Now it's up to Hibiki to deal with life as a woman, pay the rent, improve gender relations at the school, and try to prove the principal's hatred of men wrong.

Quick Review

Strawberry Eggs is a solid, well-made anime comedy with just a little twist of creative drama. It's a bit heavy on the fanservice, and for all the gender-bending and reverse misogyny (misandry, if you're wondering), the mores of the story are remarkably traditional, but there's still some cleverness, heart, and even a bit of drama hiding in there.

The classic cross-dressing setup leads to a predictable variety of amusing and, on occasion, sexually tense situations. To the series' credit, it (and particularly the young male teacher) does a decent job of keeping its mind out of the gutter, and it eventually builds the tension into some reasonably interesting drama. The characters acknowledge how wrong it is, but the series doesn't take any easy ways out. Also to its credit, there is a fair amount of classic character-building drama, though it's plenty cheesy and a few bits seemed to carry an oddly traditional social message.

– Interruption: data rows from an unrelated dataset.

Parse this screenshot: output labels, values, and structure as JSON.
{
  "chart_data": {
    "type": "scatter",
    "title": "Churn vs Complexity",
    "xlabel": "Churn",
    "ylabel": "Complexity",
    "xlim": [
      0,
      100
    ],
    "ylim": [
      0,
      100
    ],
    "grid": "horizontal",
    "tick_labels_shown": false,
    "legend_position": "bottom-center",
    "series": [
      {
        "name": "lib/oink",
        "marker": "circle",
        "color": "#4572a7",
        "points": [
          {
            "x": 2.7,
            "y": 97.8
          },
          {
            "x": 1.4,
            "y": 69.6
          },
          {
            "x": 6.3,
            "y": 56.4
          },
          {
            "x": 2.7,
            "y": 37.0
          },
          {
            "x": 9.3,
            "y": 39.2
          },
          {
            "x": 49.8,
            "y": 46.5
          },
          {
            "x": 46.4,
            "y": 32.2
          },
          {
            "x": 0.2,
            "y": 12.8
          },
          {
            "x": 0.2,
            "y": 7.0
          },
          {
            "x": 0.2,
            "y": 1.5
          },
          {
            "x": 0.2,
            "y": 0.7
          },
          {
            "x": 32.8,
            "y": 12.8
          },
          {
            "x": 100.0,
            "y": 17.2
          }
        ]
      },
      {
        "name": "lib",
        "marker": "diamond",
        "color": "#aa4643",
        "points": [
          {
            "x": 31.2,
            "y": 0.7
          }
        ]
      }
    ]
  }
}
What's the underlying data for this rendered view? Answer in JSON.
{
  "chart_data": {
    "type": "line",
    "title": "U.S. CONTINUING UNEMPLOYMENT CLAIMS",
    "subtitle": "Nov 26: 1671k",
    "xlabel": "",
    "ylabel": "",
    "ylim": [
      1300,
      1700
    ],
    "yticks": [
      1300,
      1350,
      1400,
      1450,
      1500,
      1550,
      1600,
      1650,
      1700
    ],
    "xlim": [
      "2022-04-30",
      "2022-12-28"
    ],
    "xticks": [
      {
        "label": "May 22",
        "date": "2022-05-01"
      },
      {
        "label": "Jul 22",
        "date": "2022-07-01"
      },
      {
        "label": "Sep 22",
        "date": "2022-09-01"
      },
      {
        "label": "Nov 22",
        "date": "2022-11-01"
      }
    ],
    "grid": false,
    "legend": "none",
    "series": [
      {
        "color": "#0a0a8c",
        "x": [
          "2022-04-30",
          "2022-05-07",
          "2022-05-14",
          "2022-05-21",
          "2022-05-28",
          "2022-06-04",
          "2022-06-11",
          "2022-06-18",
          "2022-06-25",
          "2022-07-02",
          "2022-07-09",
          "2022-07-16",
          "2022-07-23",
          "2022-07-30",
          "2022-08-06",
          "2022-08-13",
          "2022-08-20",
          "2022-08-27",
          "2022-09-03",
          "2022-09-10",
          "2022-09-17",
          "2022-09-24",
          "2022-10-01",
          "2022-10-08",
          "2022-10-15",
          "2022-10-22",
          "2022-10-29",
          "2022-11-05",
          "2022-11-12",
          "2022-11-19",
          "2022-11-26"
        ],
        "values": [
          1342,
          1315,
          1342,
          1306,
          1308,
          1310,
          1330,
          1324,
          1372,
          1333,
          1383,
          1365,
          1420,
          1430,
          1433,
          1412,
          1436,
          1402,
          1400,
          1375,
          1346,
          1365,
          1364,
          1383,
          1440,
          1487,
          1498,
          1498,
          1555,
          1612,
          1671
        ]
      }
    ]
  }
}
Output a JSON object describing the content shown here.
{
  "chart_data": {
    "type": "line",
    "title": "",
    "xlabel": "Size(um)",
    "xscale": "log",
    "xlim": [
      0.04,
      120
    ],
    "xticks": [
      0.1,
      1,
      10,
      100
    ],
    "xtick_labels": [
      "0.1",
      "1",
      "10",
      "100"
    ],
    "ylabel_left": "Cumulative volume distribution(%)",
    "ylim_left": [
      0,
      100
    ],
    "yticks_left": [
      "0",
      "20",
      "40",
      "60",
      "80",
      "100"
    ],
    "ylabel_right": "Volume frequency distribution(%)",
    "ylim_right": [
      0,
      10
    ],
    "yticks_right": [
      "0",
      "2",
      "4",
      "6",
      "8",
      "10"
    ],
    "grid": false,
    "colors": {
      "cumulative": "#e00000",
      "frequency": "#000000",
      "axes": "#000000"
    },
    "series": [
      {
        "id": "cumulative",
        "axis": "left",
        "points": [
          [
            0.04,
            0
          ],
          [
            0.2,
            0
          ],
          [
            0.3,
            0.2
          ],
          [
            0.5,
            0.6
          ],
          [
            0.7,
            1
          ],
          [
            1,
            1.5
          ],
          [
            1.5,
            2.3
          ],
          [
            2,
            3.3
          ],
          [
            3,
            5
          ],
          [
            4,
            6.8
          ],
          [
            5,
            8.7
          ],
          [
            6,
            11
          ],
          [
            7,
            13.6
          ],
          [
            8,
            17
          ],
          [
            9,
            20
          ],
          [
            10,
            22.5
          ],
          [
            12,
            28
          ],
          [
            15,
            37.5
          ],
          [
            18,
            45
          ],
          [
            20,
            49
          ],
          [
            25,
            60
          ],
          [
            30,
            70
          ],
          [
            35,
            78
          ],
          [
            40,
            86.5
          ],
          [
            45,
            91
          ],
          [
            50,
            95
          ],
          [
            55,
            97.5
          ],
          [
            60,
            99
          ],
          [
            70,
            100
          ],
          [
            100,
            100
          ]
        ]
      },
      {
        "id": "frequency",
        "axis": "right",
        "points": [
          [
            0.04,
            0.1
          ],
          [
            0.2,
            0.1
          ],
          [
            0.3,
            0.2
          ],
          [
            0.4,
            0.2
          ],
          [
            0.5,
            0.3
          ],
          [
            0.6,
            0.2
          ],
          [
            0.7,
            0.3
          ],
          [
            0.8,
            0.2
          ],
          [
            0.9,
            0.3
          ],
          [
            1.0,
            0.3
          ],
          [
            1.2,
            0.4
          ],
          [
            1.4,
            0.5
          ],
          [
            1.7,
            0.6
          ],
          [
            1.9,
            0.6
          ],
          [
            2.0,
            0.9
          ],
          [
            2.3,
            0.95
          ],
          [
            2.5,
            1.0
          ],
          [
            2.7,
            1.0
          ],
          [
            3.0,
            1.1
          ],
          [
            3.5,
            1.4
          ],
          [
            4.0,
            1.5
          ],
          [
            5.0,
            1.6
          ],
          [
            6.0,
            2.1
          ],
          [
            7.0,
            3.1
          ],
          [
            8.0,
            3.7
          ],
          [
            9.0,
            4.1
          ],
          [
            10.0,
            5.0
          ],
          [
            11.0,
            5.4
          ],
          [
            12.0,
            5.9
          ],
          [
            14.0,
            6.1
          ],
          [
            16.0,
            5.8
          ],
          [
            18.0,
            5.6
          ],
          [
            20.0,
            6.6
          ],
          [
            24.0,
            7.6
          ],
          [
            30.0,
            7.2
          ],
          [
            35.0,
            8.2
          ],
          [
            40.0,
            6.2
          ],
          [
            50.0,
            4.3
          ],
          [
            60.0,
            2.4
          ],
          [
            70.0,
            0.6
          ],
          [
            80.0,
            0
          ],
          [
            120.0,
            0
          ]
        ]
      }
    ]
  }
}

In any case, there's plenty of funny to go around--lots of "uh-oh" moments and a variety of pervert-hunting. Of particular note, though, is the landlady--she's one of those 3-foot-tall old ladies who kicks some serious keister. From her huge Harley, to a variety of weapons and military hardware, to her slightly perverse sense of humor, she never fails to throw some seriously wacky spice into a scene.

The series isn't distinctive visually, but it does look good--bright, crisp colors and art, lots of attractive characters, and nice animation. Nothing at all special, but pleasant to watch. The Japanese voice acting has a wide variety of appealing performances, with the distinctively crotchety and insane-sounding landlady being by far the most memorable.

In all, if you're in the mood for a mildly raunchy cross-dressing schoolyard comedy with just a bit of substantive drama, Strawberry Eggs is a solid choice. Don't expect anything particularly original, creative, or tasteful, and you won't be disappointed.

Notes and Trivia


Available in North America from Pioneer on four bilingual DVDs.